KU wide receiver Luke Grimm was coy about revealing details when he first mentioned new coordinator Jeff Grimes’ “Fab Four” motto for the Jayhawks’ offense, but a couple of teammates were happy to disclose more information on Grimes’ core values.

“It’s four things: fast, physical, fearless and have fun,” running back Daniel Hishaw Jr. said, adding that Grimes solicited a lot of player input, particularly from team leaders. “It’s what we want to do going into the game, what’s our mindset for the game. And keep those four things in your mind, you should be able to play good.”

Fellow running back Devin Neal, who said that defining such attributes is important for building a team identity, said they’ve already been on display in the spring.

“I think we’ve played really fast, and I think we’re playing physical,” Neal said, “and the most important thing, I think everyone’s kind of having fun, and just enjoying being back out here.
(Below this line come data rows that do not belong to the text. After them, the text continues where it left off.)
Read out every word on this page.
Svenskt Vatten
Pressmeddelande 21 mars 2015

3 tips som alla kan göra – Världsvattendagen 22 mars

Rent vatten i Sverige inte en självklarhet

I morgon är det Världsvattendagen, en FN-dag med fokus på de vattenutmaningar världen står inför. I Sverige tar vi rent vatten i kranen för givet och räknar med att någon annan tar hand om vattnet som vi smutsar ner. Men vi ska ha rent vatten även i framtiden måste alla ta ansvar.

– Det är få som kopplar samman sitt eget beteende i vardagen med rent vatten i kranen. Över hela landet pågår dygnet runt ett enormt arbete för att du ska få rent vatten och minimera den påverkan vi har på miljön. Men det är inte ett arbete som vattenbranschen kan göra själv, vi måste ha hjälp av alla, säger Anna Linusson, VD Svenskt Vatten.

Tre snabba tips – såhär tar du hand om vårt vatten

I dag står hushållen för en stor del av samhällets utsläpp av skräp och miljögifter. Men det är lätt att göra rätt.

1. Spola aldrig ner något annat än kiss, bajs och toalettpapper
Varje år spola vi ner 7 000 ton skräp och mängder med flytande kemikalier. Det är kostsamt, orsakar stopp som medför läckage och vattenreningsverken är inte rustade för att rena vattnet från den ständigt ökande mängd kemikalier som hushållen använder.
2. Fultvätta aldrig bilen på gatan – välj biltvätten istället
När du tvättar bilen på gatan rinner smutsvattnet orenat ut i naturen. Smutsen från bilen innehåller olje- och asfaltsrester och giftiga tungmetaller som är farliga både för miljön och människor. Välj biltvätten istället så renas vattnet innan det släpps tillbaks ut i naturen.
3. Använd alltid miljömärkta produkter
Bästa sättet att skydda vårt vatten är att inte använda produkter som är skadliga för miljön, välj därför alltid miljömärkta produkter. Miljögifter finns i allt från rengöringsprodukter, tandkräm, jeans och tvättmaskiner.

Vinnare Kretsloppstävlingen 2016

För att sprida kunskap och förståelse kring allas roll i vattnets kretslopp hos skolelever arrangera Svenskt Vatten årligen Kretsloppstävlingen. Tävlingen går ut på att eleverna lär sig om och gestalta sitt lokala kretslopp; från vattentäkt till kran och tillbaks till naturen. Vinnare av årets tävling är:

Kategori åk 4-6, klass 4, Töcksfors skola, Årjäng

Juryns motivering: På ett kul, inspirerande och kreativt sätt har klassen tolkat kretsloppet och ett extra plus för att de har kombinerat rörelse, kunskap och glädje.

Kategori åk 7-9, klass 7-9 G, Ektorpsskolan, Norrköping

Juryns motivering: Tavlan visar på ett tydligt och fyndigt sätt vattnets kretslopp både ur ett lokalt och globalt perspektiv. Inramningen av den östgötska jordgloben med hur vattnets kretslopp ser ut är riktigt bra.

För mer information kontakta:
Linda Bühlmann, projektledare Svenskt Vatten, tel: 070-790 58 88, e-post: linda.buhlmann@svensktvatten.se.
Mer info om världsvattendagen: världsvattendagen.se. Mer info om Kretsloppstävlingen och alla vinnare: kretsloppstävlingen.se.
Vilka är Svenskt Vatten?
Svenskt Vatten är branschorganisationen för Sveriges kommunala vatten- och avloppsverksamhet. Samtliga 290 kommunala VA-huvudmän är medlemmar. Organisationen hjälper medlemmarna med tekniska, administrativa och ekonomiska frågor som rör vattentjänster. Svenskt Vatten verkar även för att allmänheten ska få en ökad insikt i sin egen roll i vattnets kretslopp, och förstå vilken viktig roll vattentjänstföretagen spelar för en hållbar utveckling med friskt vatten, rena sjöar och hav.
It felt like a short time but also felt like a long time being off the field.”

Leipold said that Grimes has combined bringing a sense of familiarity, in terms of some similarities with former offensive coordinator Andy Kotelnicki, with providing a new voice to the coaching staff and the players.

“He’s been able to articulate in a way that our players … they know what’s expected of them,” Leipold said.